16:00 dogs and chocolate; biology gives us a specific perspective on what is good and bad for us.
18:00 pleasure and its purpose as well as how it leads us astray
20:00 Bill and the "owner's manual" perspective
22:00 rules secondary to relationships
June 17, 2019
This is the second part of our panel discussion with two conference attendees, Merissa Newton, a philosophy instructor at the University of New England and Geoffrey Woollard, a cancer researcher at the University of Toronto.
[This file is vastly improved from the original version; Bill was able to provide a backup from his portable microphone.]
The individual videos of the conference talks are or will be posted soon at https://www.catholicscientists.org/ideas/theme/video-archive
June 13, 2019
After laboring through some technical problems, here is our first full post-SCS Conference episode.
We had a panel discussion with two conference attendees, Merissa Newton, a philosophy instructor at the University of New England and Geoffrey Woollard, a cancer researcher at the University of Toronto.

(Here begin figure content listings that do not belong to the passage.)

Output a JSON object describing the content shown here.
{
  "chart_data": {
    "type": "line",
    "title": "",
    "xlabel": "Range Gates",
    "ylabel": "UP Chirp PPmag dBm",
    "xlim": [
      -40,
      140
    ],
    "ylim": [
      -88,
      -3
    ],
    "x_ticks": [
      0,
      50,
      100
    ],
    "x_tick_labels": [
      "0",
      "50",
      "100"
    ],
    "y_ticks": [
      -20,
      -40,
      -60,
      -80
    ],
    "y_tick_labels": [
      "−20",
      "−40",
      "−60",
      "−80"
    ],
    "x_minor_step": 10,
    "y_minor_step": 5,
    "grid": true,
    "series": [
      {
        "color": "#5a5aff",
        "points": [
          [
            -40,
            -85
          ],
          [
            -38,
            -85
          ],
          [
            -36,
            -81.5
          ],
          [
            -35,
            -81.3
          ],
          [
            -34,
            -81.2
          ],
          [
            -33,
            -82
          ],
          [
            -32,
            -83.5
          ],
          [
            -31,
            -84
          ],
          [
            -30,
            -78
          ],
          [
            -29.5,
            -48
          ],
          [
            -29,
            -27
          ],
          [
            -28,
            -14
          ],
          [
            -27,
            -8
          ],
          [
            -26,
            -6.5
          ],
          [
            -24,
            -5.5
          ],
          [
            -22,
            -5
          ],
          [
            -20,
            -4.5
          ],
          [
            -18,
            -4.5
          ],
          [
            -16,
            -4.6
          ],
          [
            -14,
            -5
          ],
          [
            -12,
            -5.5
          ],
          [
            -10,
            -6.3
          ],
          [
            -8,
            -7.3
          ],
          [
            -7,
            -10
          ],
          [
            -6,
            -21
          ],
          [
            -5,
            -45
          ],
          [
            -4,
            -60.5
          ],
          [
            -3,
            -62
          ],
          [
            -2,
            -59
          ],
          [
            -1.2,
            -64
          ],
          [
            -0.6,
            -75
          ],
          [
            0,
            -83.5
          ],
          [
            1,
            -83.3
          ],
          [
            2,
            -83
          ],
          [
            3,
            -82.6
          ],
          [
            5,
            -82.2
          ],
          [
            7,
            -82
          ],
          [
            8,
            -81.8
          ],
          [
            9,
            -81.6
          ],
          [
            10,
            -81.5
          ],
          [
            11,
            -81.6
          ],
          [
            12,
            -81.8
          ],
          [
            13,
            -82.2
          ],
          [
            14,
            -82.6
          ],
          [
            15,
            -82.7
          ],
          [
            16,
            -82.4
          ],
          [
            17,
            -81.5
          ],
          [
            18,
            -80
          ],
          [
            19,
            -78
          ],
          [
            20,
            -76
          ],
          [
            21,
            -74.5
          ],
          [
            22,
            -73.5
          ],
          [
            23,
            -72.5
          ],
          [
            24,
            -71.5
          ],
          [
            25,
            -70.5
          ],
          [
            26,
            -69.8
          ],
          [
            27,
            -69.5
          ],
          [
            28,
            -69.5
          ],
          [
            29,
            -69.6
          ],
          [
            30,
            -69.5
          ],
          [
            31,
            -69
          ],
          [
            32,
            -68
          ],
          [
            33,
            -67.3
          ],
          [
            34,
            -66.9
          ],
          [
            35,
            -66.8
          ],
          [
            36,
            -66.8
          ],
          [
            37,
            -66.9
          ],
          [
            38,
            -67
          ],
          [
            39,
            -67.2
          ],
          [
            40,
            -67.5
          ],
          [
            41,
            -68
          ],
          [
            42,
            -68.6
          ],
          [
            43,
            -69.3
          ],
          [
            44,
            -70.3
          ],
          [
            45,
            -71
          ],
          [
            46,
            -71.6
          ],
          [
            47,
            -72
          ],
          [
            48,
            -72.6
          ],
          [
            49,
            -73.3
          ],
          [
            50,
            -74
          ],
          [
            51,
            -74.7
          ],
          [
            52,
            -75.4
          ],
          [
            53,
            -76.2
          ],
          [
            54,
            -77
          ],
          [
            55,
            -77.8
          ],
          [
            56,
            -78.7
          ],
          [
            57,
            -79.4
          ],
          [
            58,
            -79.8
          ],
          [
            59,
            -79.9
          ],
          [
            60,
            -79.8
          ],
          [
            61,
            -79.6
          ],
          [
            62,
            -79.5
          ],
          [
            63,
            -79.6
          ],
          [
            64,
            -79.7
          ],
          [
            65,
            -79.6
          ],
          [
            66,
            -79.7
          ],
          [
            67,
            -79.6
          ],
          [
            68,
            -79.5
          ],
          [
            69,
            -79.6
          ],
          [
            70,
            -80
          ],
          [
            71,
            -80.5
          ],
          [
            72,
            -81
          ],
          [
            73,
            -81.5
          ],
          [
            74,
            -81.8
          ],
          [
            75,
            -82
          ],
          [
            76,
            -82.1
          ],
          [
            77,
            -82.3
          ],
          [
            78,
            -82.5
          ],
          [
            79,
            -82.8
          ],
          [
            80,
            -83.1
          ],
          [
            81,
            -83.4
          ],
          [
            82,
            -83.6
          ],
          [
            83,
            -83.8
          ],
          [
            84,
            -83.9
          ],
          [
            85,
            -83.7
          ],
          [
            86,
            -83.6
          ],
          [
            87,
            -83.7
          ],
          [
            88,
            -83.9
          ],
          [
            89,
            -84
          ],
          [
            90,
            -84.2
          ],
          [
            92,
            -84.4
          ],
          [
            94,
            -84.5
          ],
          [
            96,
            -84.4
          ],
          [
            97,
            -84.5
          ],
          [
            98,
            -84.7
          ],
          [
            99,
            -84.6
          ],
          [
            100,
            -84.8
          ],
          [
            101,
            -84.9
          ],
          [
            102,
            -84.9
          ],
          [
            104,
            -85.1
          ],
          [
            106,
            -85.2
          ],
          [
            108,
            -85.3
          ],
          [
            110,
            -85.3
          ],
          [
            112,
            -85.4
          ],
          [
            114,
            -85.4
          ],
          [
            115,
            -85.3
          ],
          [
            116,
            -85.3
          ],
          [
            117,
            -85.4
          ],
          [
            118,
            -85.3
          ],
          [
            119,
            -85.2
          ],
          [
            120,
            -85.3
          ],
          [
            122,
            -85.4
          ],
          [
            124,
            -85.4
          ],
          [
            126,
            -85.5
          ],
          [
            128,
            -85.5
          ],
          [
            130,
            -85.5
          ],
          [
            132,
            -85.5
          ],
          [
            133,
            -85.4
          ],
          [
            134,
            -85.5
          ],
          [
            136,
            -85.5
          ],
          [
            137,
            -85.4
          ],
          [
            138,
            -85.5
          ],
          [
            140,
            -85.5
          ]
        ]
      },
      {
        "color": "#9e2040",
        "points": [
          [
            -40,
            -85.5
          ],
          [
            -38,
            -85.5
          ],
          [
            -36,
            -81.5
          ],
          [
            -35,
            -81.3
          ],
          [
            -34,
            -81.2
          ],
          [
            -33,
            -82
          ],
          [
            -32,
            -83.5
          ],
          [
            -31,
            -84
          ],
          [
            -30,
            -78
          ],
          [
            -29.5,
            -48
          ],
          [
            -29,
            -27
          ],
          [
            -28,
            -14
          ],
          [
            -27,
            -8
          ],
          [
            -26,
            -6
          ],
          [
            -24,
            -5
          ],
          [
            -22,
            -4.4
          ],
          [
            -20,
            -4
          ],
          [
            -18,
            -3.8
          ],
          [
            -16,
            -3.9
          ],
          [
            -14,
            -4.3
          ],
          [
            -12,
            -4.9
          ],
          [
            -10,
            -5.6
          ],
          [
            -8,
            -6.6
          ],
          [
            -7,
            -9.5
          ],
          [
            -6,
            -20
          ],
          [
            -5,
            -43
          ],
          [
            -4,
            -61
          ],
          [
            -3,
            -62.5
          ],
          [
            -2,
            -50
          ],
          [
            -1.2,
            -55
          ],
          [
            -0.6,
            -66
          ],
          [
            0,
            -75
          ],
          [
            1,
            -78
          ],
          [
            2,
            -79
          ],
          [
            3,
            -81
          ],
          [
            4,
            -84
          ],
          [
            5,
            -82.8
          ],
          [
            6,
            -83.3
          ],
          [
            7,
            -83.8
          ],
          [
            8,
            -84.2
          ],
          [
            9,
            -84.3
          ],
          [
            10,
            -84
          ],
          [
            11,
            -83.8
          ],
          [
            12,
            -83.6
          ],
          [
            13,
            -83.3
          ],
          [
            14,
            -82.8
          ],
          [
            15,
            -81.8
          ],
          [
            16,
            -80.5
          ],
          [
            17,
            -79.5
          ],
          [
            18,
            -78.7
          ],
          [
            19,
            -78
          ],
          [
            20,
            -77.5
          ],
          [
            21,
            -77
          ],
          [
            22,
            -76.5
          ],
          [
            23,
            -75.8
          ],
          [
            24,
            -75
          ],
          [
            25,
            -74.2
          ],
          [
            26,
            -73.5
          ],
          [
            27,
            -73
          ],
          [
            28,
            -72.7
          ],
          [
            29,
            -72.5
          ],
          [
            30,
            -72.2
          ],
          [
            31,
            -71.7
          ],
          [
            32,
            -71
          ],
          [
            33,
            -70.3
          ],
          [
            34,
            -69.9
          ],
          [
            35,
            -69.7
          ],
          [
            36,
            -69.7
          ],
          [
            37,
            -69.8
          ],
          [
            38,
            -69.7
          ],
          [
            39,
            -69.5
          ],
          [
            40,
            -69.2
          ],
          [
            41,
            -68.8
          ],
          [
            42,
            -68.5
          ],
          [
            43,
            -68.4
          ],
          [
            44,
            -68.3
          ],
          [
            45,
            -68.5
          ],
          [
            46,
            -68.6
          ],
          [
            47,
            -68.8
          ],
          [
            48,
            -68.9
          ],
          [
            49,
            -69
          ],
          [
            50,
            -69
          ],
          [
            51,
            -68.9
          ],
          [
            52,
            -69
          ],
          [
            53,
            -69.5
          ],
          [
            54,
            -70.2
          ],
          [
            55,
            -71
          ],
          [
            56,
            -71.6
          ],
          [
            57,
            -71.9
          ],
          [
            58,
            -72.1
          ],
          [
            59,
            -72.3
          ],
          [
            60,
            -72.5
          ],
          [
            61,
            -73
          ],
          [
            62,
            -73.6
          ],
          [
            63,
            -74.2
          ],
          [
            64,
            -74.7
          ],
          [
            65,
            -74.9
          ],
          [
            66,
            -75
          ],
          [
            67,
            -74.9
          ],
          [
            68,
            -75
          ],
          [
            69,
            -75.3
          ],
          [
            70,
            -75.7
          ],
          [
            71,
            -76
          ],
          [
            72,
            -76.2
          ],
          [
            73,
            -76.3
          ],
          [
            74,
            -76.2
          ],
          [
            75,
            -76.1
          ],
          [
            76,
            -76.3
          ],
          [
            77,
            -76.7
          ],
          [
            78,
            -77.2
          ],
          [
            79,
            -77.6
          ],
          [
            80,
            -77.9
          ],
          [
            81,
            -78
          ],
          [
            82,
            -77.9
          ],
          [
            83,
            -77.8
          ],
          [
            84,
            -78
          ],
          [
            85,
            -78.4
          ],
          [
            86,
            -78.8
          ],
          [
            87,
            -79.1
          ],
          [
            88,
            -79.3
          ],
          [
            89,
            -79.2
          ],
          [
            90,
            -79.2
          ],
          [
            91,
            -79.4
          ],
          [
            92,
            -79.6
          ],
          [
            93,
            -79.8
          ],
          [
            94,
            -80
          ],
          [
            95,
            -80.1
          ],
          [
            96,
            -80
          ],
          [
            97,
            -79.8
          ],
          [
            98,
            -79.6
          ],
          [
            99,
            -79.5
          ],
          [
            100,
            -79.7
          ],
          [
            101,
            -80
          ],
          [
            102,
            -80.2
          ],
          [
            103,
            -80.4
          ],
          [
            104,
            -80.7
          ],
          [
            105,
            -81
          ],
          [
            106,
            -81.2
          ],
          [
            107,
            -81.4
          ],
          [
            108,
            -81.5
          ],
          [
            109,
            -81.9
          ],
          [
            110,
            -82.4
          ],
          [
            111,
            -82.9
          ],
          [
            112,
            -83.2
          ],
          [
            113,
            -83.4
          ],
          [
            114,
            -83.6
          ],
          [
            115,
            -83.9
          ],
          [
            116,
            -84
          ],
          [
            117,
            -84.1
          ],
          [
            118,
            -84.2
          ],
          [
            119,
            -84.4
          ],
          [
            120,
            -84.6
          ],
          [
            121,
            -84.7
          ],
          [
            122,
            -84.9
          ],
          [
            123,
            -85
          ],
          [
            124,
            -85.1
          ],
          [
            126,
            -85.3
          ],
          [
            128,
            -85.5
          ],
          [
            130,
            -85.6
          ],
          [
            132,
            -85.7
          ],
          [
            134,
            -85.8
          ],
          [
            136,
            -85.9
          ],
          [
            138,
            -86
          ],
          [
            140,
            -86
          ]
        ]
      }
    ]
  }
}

This conference was a heady experience, and as a self-taught amateur podcaster and interviewer, I was absurdly far out of my comfort zone. Things went surprisingly well save for one critical error: I neglected to do much of any testing of my laptop and microphone before I started recording. A whole bunch of lessons I hopefully learned there... In any case, today's audio may be the worst of the conference. I had to think long and hard about whether to air this episode, or what if anything to cut. Bill had backup audio starting halfway through this episode, so feel free to skip ahead to about 17:10 to miss the problematic section.